Together with its African and German partners, the Rosa-Luxemburg-Stiftung seeks to add its voice to discourses and topics on European-African relations in order to contribute to a diverse, timely, and informed debate.
Even decades after the end of colonialism, the Global North continues to assert economic, political, and military dominance over the Global South. Subjecting these relations to critical examination, the Rosa-Luxemburg-Stiftung believes that any project seeking to undo past and present structures of power and inequality among people must be guided by a sense of historical awareness.
Many Africans are driven to leave their homes due to a widespread lack of political and economic prospects. In many cases their situation is exacerbated by social hardships such as famine and environmental catastrophe and the violent conflicts that emerge as a result. Adding to this is an awareness that neoliberal economic concepts, structural adjustment programmes dictated by foreign donors, and the hegemony of the Global North tend to block rather than benefit the region's independent development. Together with left-wing forces across Africa, the Rosa-Luxemburg-Stiftung’s work seeks to strengthen progressive discourses and develop and implement alternatives.
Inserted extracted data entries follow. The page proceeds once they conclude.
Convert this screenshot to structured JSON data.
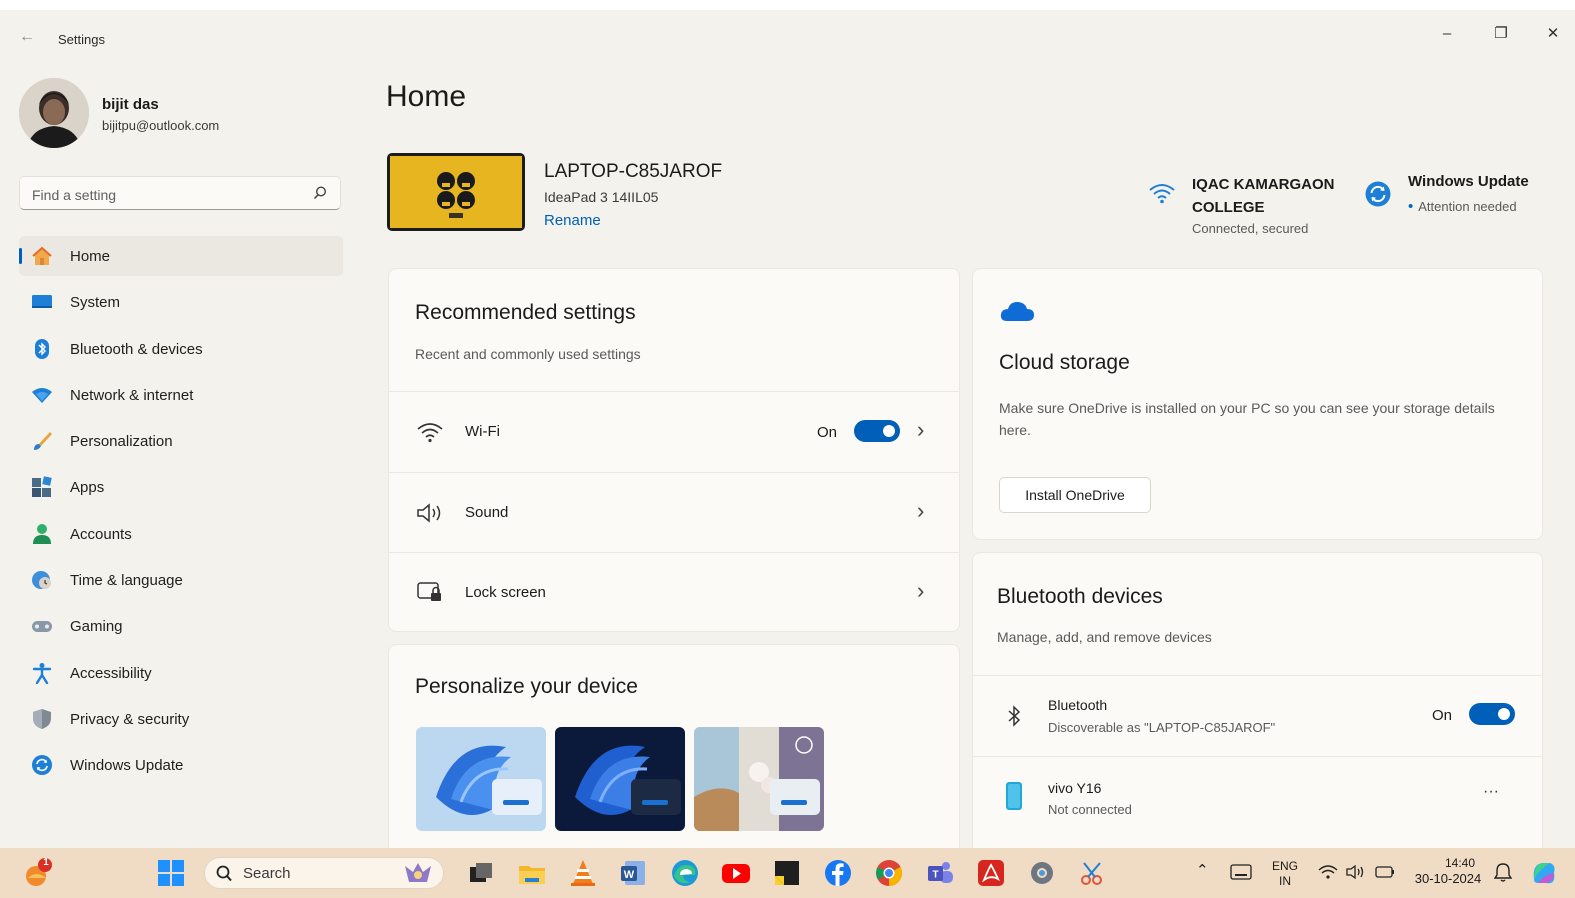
{
  "window": {
    "title": "Settings",
    "controls": [
      "–",
      "❐",
      "✕"
    ]
  },
  "profile": {
    "name": "bijit das",
    "email": "bijitpu@outlook.com"
  },
  "search": {
    "placeholder": "Find a setting"
  },
  "nav": {
    "items": [
      {
        "label": "Home",
        "icon": "home-icon",
        "active": true
      },
      {
        "label": "System",
        "icon": "system-icon"
      },
      {
        "label": "Bluetooth & devices",
        "icon": "bluetooth-icon"
      },
      {
        "label": "Network & internet",
        "icon": "network-icon"
      },
      {
        "label": "Personalization",
        "icon": "brush-icon"
      },
      {
        "label": "Apps",
        "icon": "apps-icon"
      },
      {
        "label": "Accounts",
        "icon": "account-icon"
      },
      {
        "label": "Time & language",
        "icon": "globe-clock-icon"
      },
      {
        "label": "Gaming",
        "icon": "gamepad-icon"
      },
      {
        "label": "Accessibility",
        "icon": "accessibility-icon"
      },
      {
        "label": "Privacy & security",
        "icon": "shield-icon"
      },
      {
        "label": "Windows Update",
        "icon": "update-icon"
      }
    ]
  },
  "main": {
    "title": "Home",
    "device": {
      "name": "LAPTOP-C85JAROF",
      "model": "IdeaPad 3 14IIL05",
      "rename": "Rename"
    },
    "network": {
      "name": "IQAC KAMARGAON COLLEGE",
      "status": "Connected, secured"
    },
    "update": {
      "title": "Windows Update",
      "status": "Attention needed"
    }
  },
  "recommended": {
    "title": "Recommended settings",
    "subtitle": "Recent and commonly used settings",
    "rows": [
      {
        "label": "Wi-Fi",
        "state": "On",
        "icon": "wifi-icon"
      },
      {
        "label": "Sound",
        "icon": "speaker-icon"
      },
      {
        "label": "Lock screen",
        "icon": "lock-screen-icon"
      }
    ]
  },
  "personalize": {
    "title": "Personalize your device"
  },
  "cloud": {
    "title": "Cloud storage",
    "description": "Make sure OneDrive is installed on your PC so you can see your storage details here.",
    "button": "Install OneDrive"
  },
  "bluetooth": {
    "title": "Bluetooth devices",
    "subtitle": "Manage, add, and remove devices",
    "toggle": {
      "name": "Bluetooth",
      "detail": "Discoverable as \"LAPTOP-C85JAROF\"",
      "state": "On"
    },
    "devices": [
      {
        "name": "vivo Y16",
        "status": "Not connected",
        "more": "···"
      }
    ]
  },
  "taskbar": {
    "search_label": "Search",
    "notification_count": "1",
    "lang_top": "ENG",
    "lang_bottom": "IN",
    "time": "14:40",
    "date": "30-10-2024"
  },
  "colors": {
    "accent": "#005fb8",
    "taskbar": "#f0dcc4",
    "window": "#f4f2ec"
  }
}
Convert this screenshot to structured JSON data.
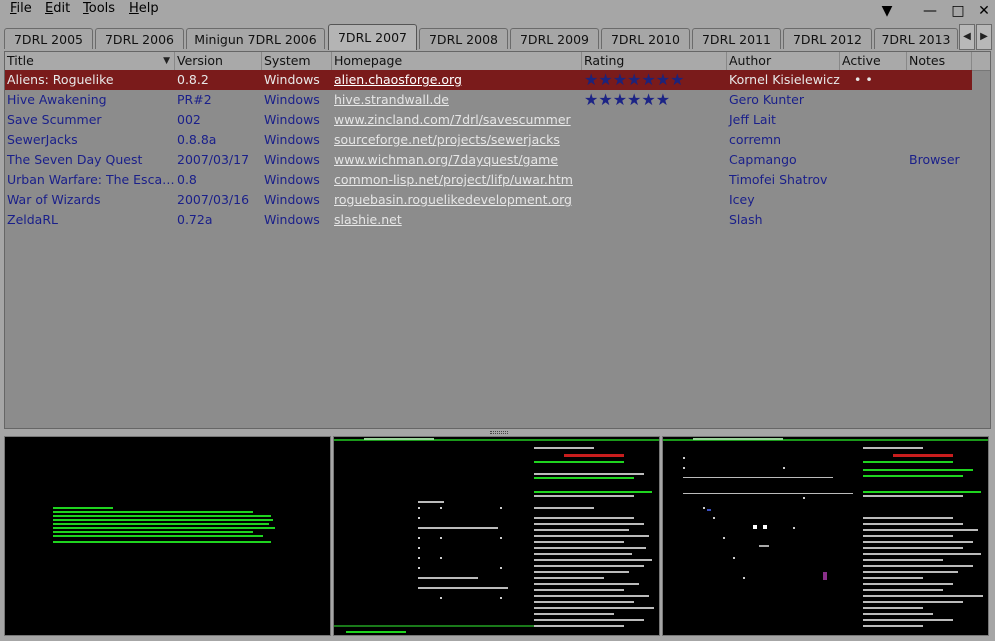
{
  "menu": [
    "File",
    "Edit",
    "Tools",
    "Help"
  ],
  "window_controls": {
    "menu": "▼",
    "minimize": "—",
    "maximize": "□",
    "close": "✕"
  },
  "tabs": [
    "7DRL 2005",
    "7DRL 2006",
    "Minigun 7DRL 2006",
    "7DRL 2007",
    "7DRL 2008",
    "7DRL 2009",
    "7DRL 2010",
    "7DRL 2011",
    "7DRL 2012",
    "7DRL 2013"
  ],
  "active_tab": "7DRL 2007",
  "tab_scroll": {
    "left": "◀",
    "right": "▶"
  },
  "table": {
    "columns": [
      "Title",
      "Version",
      "System",
      "Homepage",
      "Rating",
      "Author",
      "Active",
      "Notes"
    ],
    "sort_indicator": "▼",
    "rows": [
      {
        "title": "Aliens: Roguelike",
        "version": "0.8.2",
        "system": "Windows",
        "homepage": "alien.chaosforge.org",
        "rating": "★★★★★★★",
        "rating_value": 7.5,
        "author": "Kornel Kisielewicz",
        "active": "•  •",
        "notes": "",
        "selected": true
      },
      {
        "title": "Hive Awakening",
        "version": "PR#2",
        "system": "Windows",
        "homepage": "hive.strandwall.de",
        "rating": "★★★★★★",
        "rating_value": 6,
        "author": "Gero Kunter",
        "active": "",
        "notes": ""
      },
      {
        "title": "Save Scummer",
        "version": "002",
        "system": "Windows",
        "homepage": "www.zincland.com/7drl/savescummer",
        "rating": "",
        "author": "Jeff Lait",
        "active": "",
        "notes": ""
      },
      {
        "title": "SewerJacks",
        "version": "0.8.8a",
        "system": "Windows",
        "homepage": "sourceforge.net/projects/sewerjacks",
        "rating": "",
        "author": "corremn",
        "active": "",
        "notes": ""
      },
      {
        "title": "The Seven Day Quest",
        "version": "2007/03/17",
        "system": "Windows",
        "homepage": "www.wichman.org/7dayquest/game",
        "rating": "",
        "author": "Capmango",
        "active": "",
        "notes": "Browser"
      },
      {
        "title": "Urban Warfare: The Esca…",
        "version": "0.8",
        "system": "Windows",
        "homepage": "common-lisp.net/project/lifp/uwar.htm",
        "rating": "",
        "author": "Timofei Shatrov",
        "active": "",
        "notes": ""
      },
      {
        "title": "War of Wizards",
        "version": "2007/03/16",
        "system": "Windows",
        "homepage": "roguebasin.roguelikedevelopment.org",
        "rating": "",
        "author": "Icey",
        "active": "",
        "notes": ""
      },
      {
        "title": "ZeldaRL",
        "version": "0.72a",
        "system": "Windows",
        "homepage": "slashie.net",
        "rating": "",
        "author": "Slash",
        "active": "",
        "notes": ""
      }
    ]
  },
  "screenshots": [
    "screenshot-1",
    "screenshot-2",
    "screenshot-3"
  ],
  "colors": {
    "background": "#a6a6a6",
    "selected_row": "#7a1b1b",
    "text": "#1a1f8a",
    "terminal_green": "#1fd41f"
  }
}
As part of a broad network spanning political initiatives, research institutions, youth organisations, trade unions, movements and parties, we envision a form of socio-ecological transformation from below rooted in change in the here and now, and pushing for a reconfiguration of both the international division of labour as well as international trade relations.
Our activities focus on:
- Developing socio-economic and political alternatives and strengthening actors in identifying their own aims and targets
- Fostering democratic participation from below and advocating for civil rights
- Defending access to natural resources and common goods
- Understanding societies and addressing conflicts
The Rosa-Luxemburg-Stiftung maintains offices in North, West, East and South Africa. Their work is complemented by two programme offices focusing on academic cooperation (Tunis) and food sovereignty (Johannesburg).